Risk of over-indebtedness: Ready for vacation and the cash register is empty? Or the car urgently needs to go to the workshop and the account does not allow for major repairs? These are, like many others, reasons why consumers are in urgent need of a loan and unfortunately make one or the other credit error when looking for offers. The worse the credit rating, the sooner it happens that you get involved in unfavorable offers. Even in times of relatively low interest rates, one should be careful not to commit one of the errors explained below and get into over-indebtedness:
- Bad credit rating due to negligent payment behavior
- Over-indebtedness due to too many loans
- Too many installment purchases
These should be paid even more attention, the higher the investment, because even the loan interest rates are still in a very low range. How can such credit mistakes be avoided, so that the next urgent purchase does not fall through negligence into the water?
Which loan is the right one?
There are a variety of types of credit, each targeted to the purpose. The terms instant loans, loans, car loans, etc. make this clear. It is obvious that when a car is bought, it is not looking for real estate financing, but a consumer credit with the purpose of buying a car. Each type of loan has different maturities, interest and principal, all of which is geared towards the object to be financed.
Regardless of which loan you want to use, it is possible to have a good credit rating.
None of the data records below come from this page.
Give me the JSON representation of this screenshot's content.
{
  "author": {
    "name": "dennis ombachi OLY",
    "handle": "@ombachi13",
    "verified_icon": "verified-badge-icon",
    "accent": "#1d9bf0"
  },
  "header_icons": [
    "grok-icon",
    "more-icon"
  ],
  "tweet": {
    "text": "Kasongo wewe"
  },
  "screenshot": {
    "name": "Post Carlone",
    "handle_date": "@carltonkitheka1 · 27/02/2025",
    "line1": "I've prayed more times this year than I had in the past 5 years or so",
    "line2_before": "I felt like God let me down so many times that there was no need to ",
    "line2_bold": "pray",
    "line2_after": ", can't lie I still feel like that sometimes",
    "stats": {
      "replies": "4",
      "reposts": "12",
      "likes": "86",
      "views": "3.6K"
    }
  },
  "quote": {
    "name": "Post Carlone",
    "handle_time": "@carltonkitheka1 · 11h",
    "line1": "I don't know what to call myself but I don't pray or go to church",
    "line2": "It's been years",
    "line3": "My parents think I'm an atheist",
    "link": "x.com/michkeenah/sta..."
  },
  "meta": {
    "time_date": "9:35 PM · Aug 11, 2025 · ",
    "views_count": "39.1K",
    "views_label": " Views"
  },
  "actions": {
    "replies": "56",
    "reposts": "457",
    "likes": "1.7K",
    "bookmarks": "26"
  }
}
This does not only mean the general payment behavior, which is clearly shown in a report by private credit. Without an information, no bank will lend and if there are negative entries in it, it may become impossible to get a loan somewhere.
Seductive offers for consumers
The Internet makes shopping as easy as getting new money. Anyone who likes to buy the latest electrical and electronic equipment, often takes the so-called 0% financing of online shops or electronics companies, because it is more convenient to pay on installments. But these too are loans and they are registered with the private credit just like everything else. Even if such a financing method is not listed there as a “credit”, the personal score value is influenced by it. He can make sure that the next real credit problems arise.
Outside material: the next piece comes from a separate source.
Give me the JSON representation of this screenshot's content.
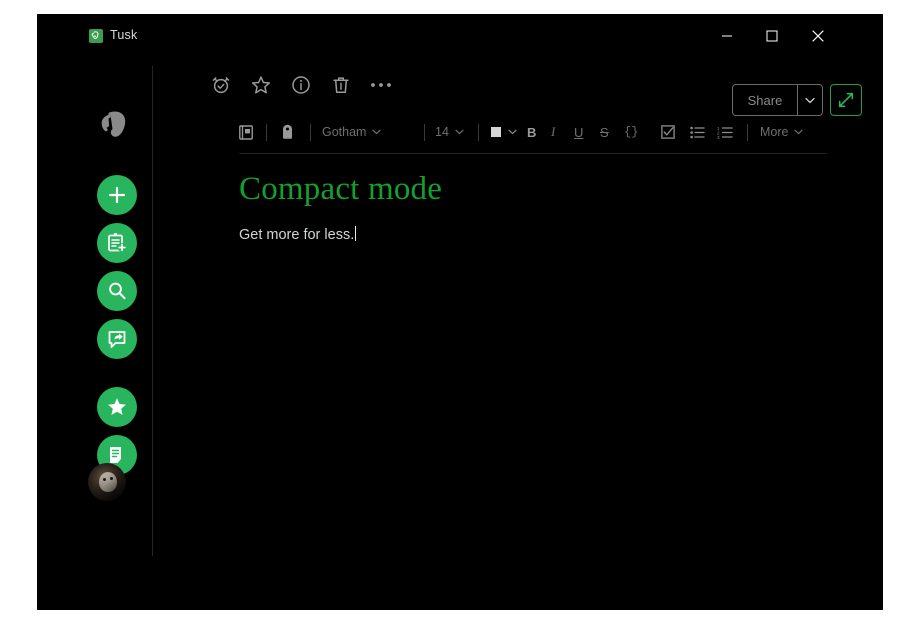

- Score value: It is calculated by the private credit from all available entries by a mathematical-statistical procedure. It reflects the likelihood that a loan will be serviced by the consumer, ie repaid. The higher the score, the better the creditworthiness!
Many a bargain is also happy to be paid through the account and if there is not enough money, it will be covered by a credit line. As you can see from this word, it is also a loan. Unlike other consumer loans, however, interest rates are much higher. The banks are very well paid for the quick disposal of the money, which for them means a minimization of available money. Who as a consumer once brought the account properly in the minus, that will probably not be able to compensate again so quickly.
One thing is fundamentally important: every consumer who wants to take out a loan should definitely use a reference calculator for loans. There are a lot of them on the internet and that’s a good thing. It is important to use more than one to get as broad a range as possible. This definitely does not cost anything and helps to find the next loan on favorable terms.